At
present, these guarantees are not so. They have concentrated at the
capital all who subsist upon them, and surrounded the Sovereign and
his Court with an overgrown aristocracy, which tends to alienate him
more and more from his people. The people derive no benefit from, and
have no feeling or interest in common with, this city aristocracy,
which tends more and more to hide their Sovereign from their view,
and to render him less and less sensible of his duties and high
responsibilities; and what would be a blessing under a good, becomes
an evil under a bad system, such as that which has prevailed since
those guarantees began.
In this overgrown city there is a perpetual turmoil of processions,
illuminations, and festivities. The Sovereign spends all that he can
get in them, and has not the slightest wish to perpetuate his name by
the construction of any useful or ornamental work beyond its suburbs.

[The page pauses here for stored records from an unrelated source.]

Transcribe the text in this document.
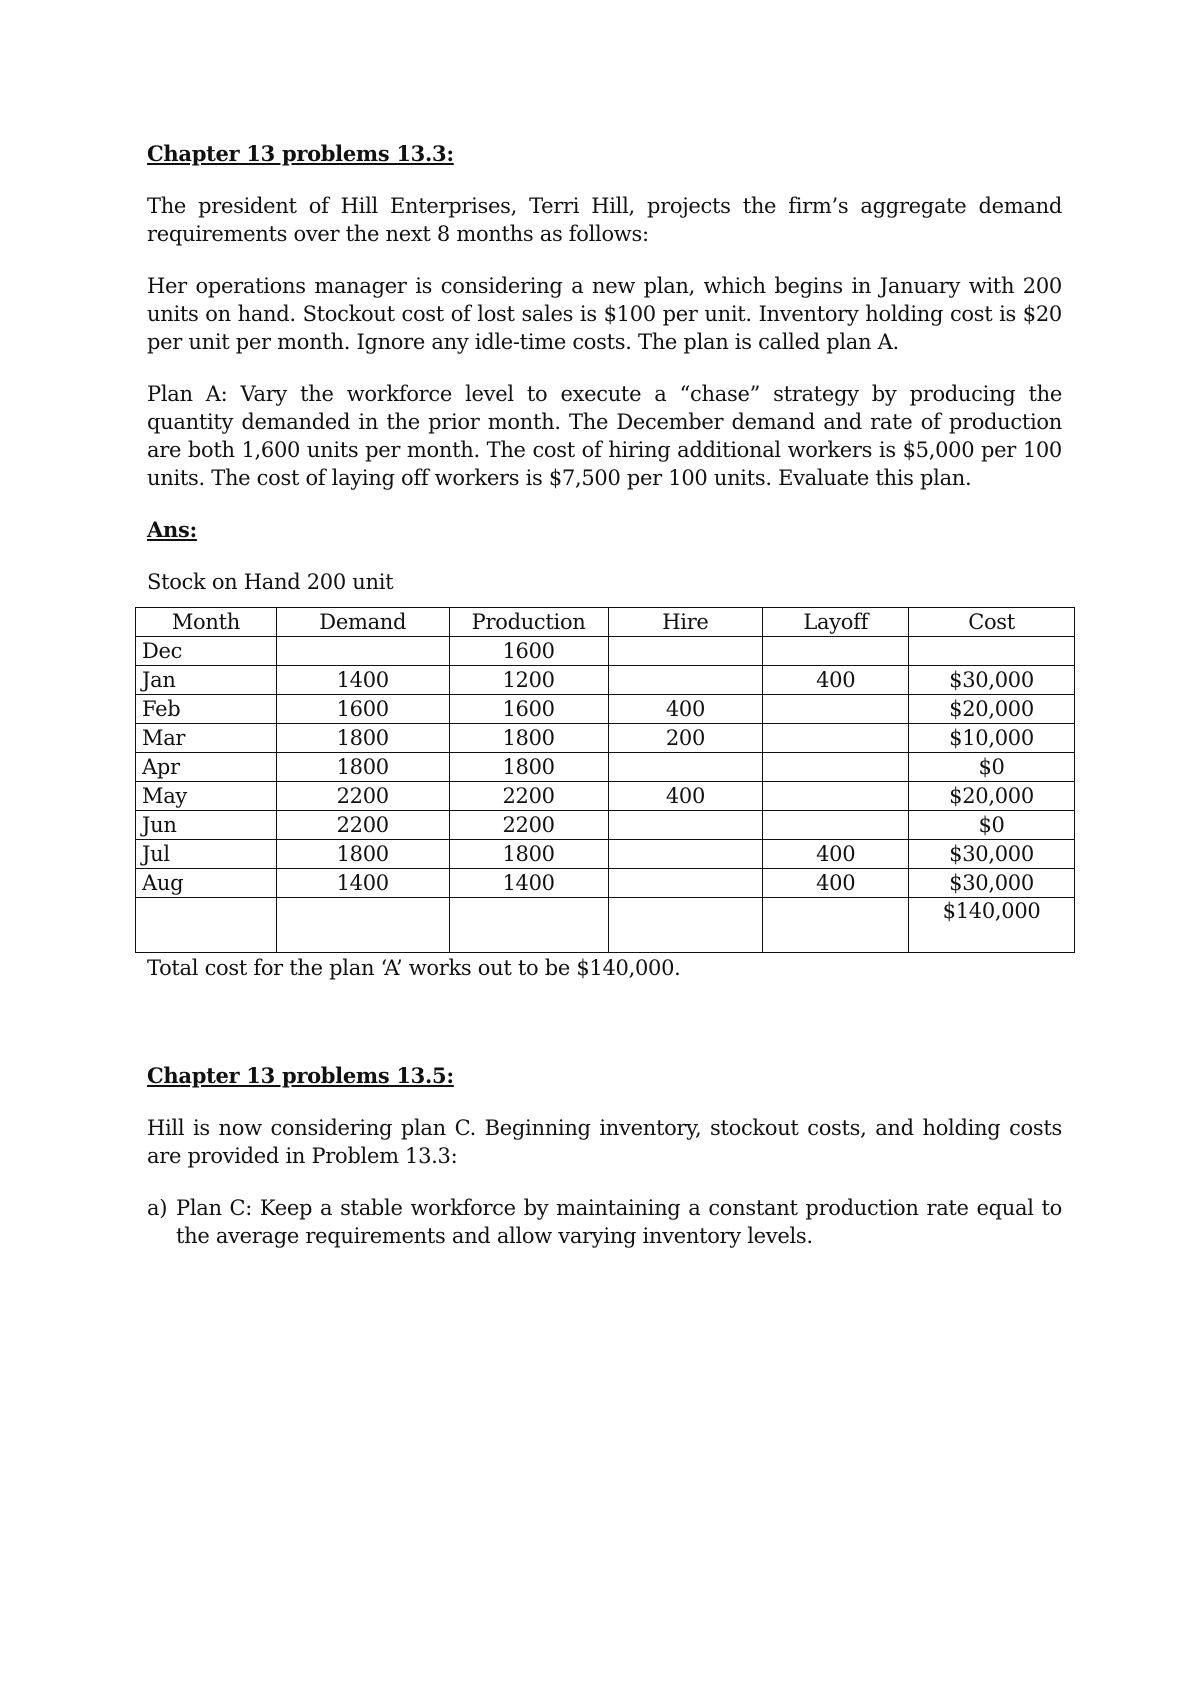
Chapter 13 problems 13.3:
The president of Hill Enterprises, Terri Hill, projects the firm’s aggregate demand requirements over the next 8 months as follows:
Her operations manager is considering a new plan, which begins in January with 200 units on hand. Stockout cost of lost sales is $100 per unit. Inventory holding cost is $20 per unit per month. Ignore any idle-time costs. The plan is called plan A.
Plan A: Vary the workforce level to execute a “chase” strategy by producing the quantity demanded in the prior month. The December demand and rate of production are both 1,600 units per month. The cost of hiring additional workers is $5,000 per 100 units. The cost of laying off workers is $7,500 per 100 units. Evaluate this plan.
Ans:
Stock on Hand 200 unit
Month	Demand	Production	Hire	Layoff	Cost
Dec		1600			
Jan	1400	1200		400	$30,000
Feb	1600	1600	400		$20,000
Mar	1800	1800	200		$10,000
Apr	1800	1800			$0
May	2200	2200	400		$20,000
Jun	2200	2200			$0
Jul	1800	1800		400	$30,000
Aug	1400	1400		400	$30,000
					$140,000
Total cost for the plan ‘A’ works out to be $140,000.
Chapter 13 problems 13.5:
Hill is now considering plan C. Beginning inventory, stockout costs, and holding costs are provided in Problem 13.3:
a) Plan C: Keep a stable workforce by maintaining a constant production rate equal to the average requirements and allow varying inventory levels.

All the members of his family and of the city aristocracy follow his
example, and spend their means in the same way. Indifferent to the
feelings and opinions of the landed aristocracy and people of the
country, with whom they have no sympathy, they spend all that they
can spare for the public in gratifying the vitiated tastes of the
overgrown metropolis. Hardly any work calculated to benefit or
gratify the people of the country is formed or thought of by the
members of the royal family or aristocracy of Lucknow; and the only
one formed by the Sovereign for many years is, I believe, the
metalled road leading from Lucknow to Cawnpoor, on the Ganges.